Who would have ever thought that Mother Nature would keep Western New York's waterways ice-free into the month of February? Despite that unanticipated reality, the Labatt Blue Pond Hockey Tournament was a big hit for the 60-plus teams and their loyal fans who opted to participate in a reorganized street hockey event.

Although too late to provide ice, Buffalo's usual wintry wonderland blew in mightily Friday night and escalated into Saturday and Sunday, testing the mettle of even the most ardent cold-weather enthusiasts. The hearty souls who braved Buffalo's usually frigid elements were treated to a well-organized, competitive and enjoyable experience on the waterfront.

The city's Public Works Department, entertainers, volunteers and the Labatt's team should be very proud of the extraordinary event that took place last weekend under extreme circumstances. Hats off to Labatt for its wholehearted commitment for making the annual hockey tourney a first-class event in the face of the surprising weather-related obstacles.

Nick Bonifacio

Interim Executive Director

Police Athletic League


Will is wrong to equate money with free speech

Bravo to George Will for exposing the ways that various states and municipalities attempt to impede the free speech of their citizens. Such pettifogging laws and regulations should be struck down wherever they exist.

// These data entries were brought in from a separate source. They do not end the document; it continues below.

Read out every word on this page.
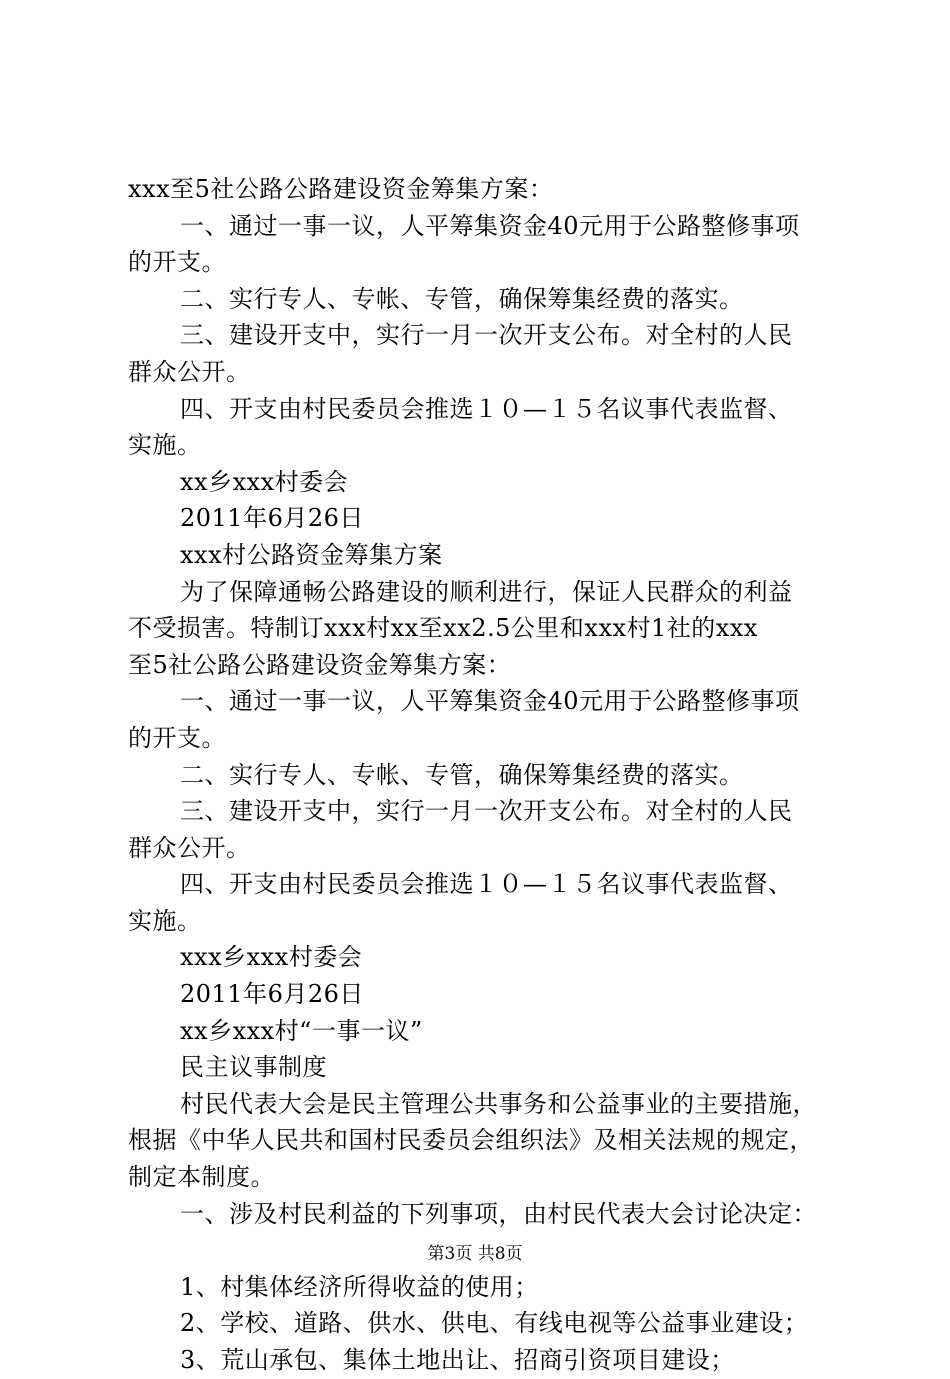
xxx至5社公路公路建设资金筹集方案：
一、通过一事一议，人平筹集资金40元用于公路整修事项
的开支。
二、实行专人、专帐、专管，确保筹集经费的落实。
三、建设开支中，实行一月一次开支公布。对全村的人民
群众公开。
四、开支由村民委员会推选１０—１５名议事代表监督、
实施。
xx乡xxx村委会
2011年6月26日
xxx村公路资金筹集方案
为了保障通畅公路建设的顺利进行，保证人民群众的利益
不受损害。特制订xxx村xx至xx2.5公里和xxx村1社的xxx
至5社公路公路建设资金筹集方案：
一、通过一事一议，人平筹集资金40元用于公路整修事项
的开支。
二、实行专人、专帐、专管，确保筹集经费的落实。
三、建设开支中，实行一月一次开支公布。对全村的人民
群众公开。
四、开支由村民委员会推选１０—１５名议事代表监督、
实施。
xxx乡xxx村委会
2011年6月26日
xx乡xxx村“一事一议”
民主议事制度
村民代表大会是民主管理公共事务和公益事业的主要措施，
根据《中华人民共和国村民委员会组织法》及相关法规的规定，
制定本制度。
一、涉及村民利益的下列事项，由村民代表大会讨论决定：
1、村集体经济所得收益的使用；
2、学校、道路、供水、供电、有线电视等公益事业建设；
3、荒山承包、集体土地出让、招商引资项目建设；
第3页 共8页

But, even when Will is right, he just can't see the difference between speech (influencing someone by speaking) and money (influencing someone by giving them cash). How much he must love money, to grant it the human capacity to speak. Of course, we all know what we mean when we say that "money talks."

The problem with equating money with speech is that it undermines the democratic concept of "one man, one vote." Sadly, today's candidates must have money, and lots of it, to succeed; so the donor who gives them (or their super PAC) the most money exerts the most influence. Given the amounts of money that the super PACs appear able to raise, we may well see them exert more influence on candidates than the political parties themselves in the future.

Does anyone really believe that this is what the founders meant when they wrote that "Congress shall make no law abridging the freedom of speech"?